第14回(2013年度第2回)法曹養成教育研究会を開催しました

2013年10月17日

 島根大学大学院法務研究科(山陰法科大学院)は、島根・鳥取両県弁護士会の積極的な支援のもとに、地域に根差した法曹養成教育を進めてきています。「法曹養成教育研究会」は、山陰法科大学院における法曹養成教育をより効果的、体系的に推進することを目的に、2010年1月8日に設立され、これまで着実に実績をあげてきました。
 去る10月16日(水)午後6時より、本研究科の法廷教室において、第14回(2013年度第2回)法曹養成教育研究会が開催されました。研究会には、島根県弁護士会から8名(本学の実務家教員1名を含む。)、鳥取県弁護士会から2名の弁護士の方々の参加をいただき、本学の教員8名(島根県弁護士会所属の実務家教員1名を除く。)、事務職員2名を合わせ、合計20名の出席を得、2時間以上にわたって充実した議論が行われました。
 山陰法科大学院は、今年の司法試験において、直近の修了生2名を含む4名の合格者を出すことができました。これは、この間の法曹養成教育研究会での議論を踏まえ、アカデミック・アドバイザー(AA)の方々の協力を得て、学生・研修生の教育を抜本的に強化してきたことの成果です。研究会では、まず朝田研究科長からこのことが指摘されるとともに、本法科大学院の現状と課題について報告がありました。次いで、日常の授業や自主ゼミから見た学生・研修生の現状と課題について、分析が行われました。

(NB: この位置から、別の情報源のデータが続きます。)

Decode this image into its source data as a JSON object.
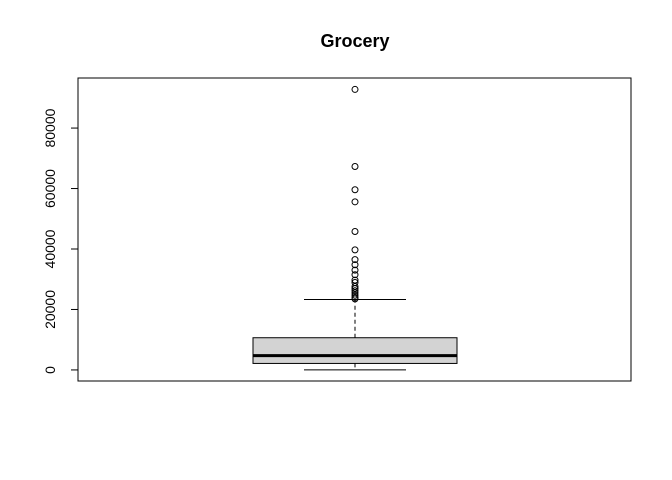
{
  "chart_data": {
    "type": "box",
    "title": "Grocery",
    "xlabel": "",
    "ylabel": "",
    "ylim": [
      -3660,
      96560
    ],
    "yticks": [
      0,
      20000,
      40000,
      60000,
      80000
    ],
    "ytick_labels": [
      "0",
      "20000",
      "40000",
      "60000",
      "80000"
    ],
    "box": {
      "min": 3,
      "q1": 2150,
      "median": 4750,
      "q3": 10650,
      "whisker_high": 23300,
      "fill": "#d3d3d3"
    },
    "outliers": [
      92780,
      67300,
      59600,
      55600,
      45800,
      39700,
      36500,
      34800,
      33000,
      31500,
      29700,
      28900,
      27600,
      26900,
      26200,
      25500,
      24700,
      24000,
      23500
    ],
    "grid": false,
    "legend": "none"
  }
}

 今回の研究会の中心課題は、来年の司法試験に向けてどのような取組みを行うか、ということでした。自主ゼミのチューターとして協力をいただいているAAの立場から、論理力を養うために重要な判例についての評釈や論文等を授業で受講生に紹介するように心がけた方がよいという提案、最新の重要な最高裁判例については、雑誌等に解説・評釈が掲載されるまで時間がかかるので、学生等に紹介・解説する機会を設けた方がよいという提案等がなされ、これらについて本法科大学院の教務委員会、FD活動等で検討していくことが確認されました。
 今回の研究会の成果を受け、山陰法科大学院では、一層充実した学習支援・指導を進めています。